While Sunlight believes that addressing transparency concerns raised by the Citizens United decision through legislation is the best option, others have suggested a number of alternative methods. These have included:

  • A Constitutional Amendment: A slew of constitutional amendments have been proposed to counteract the Citizens United decision. The first was one introduced in January 2010, and many more have been introduced since. Public Citizen is one group that has been a major proponent of this recourse.
  • An Overhaul of the Public Financing System: Another option that has been suggested is to enact new public financing plans. According to Politico’s Richard Hansen, “If we worry about corporate dominance of money in the political process, how about trying to subsidize some campaigns through public financing. Today’s opinion does not take public financing plans off the table, but an earlier Supreme Court opinion, FEC v. Davis, likely takes the most attractive portion of public financing plans out.”

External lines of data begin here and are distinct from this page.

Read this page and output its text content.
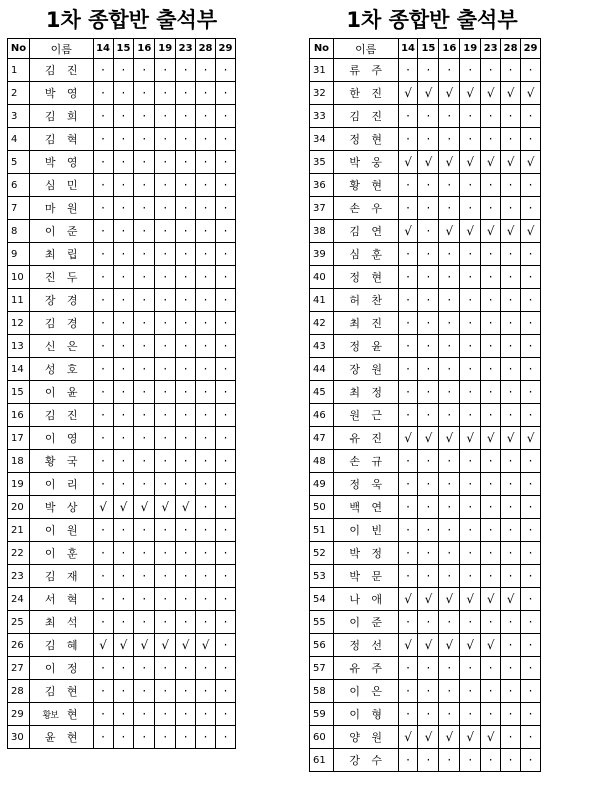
1차 종합반 출석부
No	이름	14	15	16	19	23	28	29
1	김 진	·	·	·	·	·	·	·
2	박 영	·	·	·	·	·	·	·
3	김 희	·	·	·	·	·	·	·
4	김 혁	·	·	·	·	·	·	·
5	박 영	·	·	·	·	·	·	·
6	심 민	·	·	·	·	·	·	·
7	마 원	·	·	·	·	·	·	·
8	이 준	·	·	·	·	·	·	·
9	최 립	·	·	·	·	·	·	·
10	진 두	·	·	·	·	·	·	·
11	장 경	·	·	·	·	·	·	·
12	김 경	·	·	·	·	·	·	·
13	신 은	·	·	·	·	·	·	·
14	성 호	·	·	·	·	·	·	·
15	이 윤	·	·	·	·	·	·	·
16	김 진	·	·	·	·	·	·	·
17	이 영	·	·	·	·	·	·	·
18	황 국	·	·	·	·	·	·	·
19	이 리	·	·	·	·	·	·	·
20	박 상	√	√	√	√	√	·	·
21	이 원	·	·	·	·	·	·	·
22	이 훈	·	·	·	·	·	·	·
23	김 재	·	·	·	·	·	·	·
24	서 혁	·	·	·	·	·	·	·
25	최 석	·	·	·	·	·	·	·
26	김 혜	√	√	√	√	√	√	·
27	이 정	·	·	·	·	·	·	·
28	김 현	·	·	·	·	·	·	·
29	황보 현	·	·	·	·	·	·	·
30	윤 현	·	·	·	·	·	·	·
1차 종합반 출석부
No	이름	14	15	16	19	23	28	29
31	류 주	·	·	·	·	·	·	·
32	한 진	√	√	√	√	√	√	√
33	김 진	·	·	·	·	·	·	·
34	정 현	·	·	·	·	·	·	·
35	박 웅	√	√	√	√	√	√	√
36	황 현	·	·	·	·	·	·	·
37	손 우	·	·	·	·	·	·	·
38	김 연	√	·	√	√	√	√	√
39	심 훈	·	·	·	·	·	·	·
40	정 현	·	·	·	·	·	·	·
41	허 찬	·	·	·	·	·	·	·
42	최 진	·	·	·	·	·	·	·
43	정 윤	·	·	·	·	·	·	·
44	장 원	·	·	·	·	·	·	·
45	최 정	·	·	·	·	·	·	·
46	원 근	·	·	·	·	·	·	·
47	유 진	√	√	√	√	√	√	√
48	손 규	·	·	·	·	·	·	·
49	정 욱	·	·	·	·	·	·	·
50	백 연	·	·	·	·	·	·	·
51	이 빈	·	·	·	·	·	·	·
52	박 정	·	·	·	·	·	·	·
53	박 문	·	·	·	·	·	·	·
54	나 애	√	√	√	√	√	√	·
55	이 준	·	·	·	·	·	·	·
56	정 선	√	√	√	√	√	·	·
57	유 주	·	·	·	·	·	·	·
58	이 은	·	·	·	·	·	·	·
59	이 형	·	·	·	·	·	·	·
60	양 원	√	√	√	√	√	·	·
61	강 수	·	·	·	·	·	·	·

  • An Increase in Shareholder Involvement. Requiring shareholder approval for corporate funds to be used for campaign expenditures has been suggested as a deterrent for corporate donations. The Shareholder Protection Act of 2011 aimed to implement measures to this effect, but has not been passed into law. We are in support of this act.
  • The Development of SEC Rules. There have been a number of petitions asking the Securities and Exchange Commission to develop rules that would require public companies to disclose to shareholders the use of corporate resources for political activities. One petition was submitted by ten law professors in August 2011. Another came from the Brennan Center for Justice in December 2011.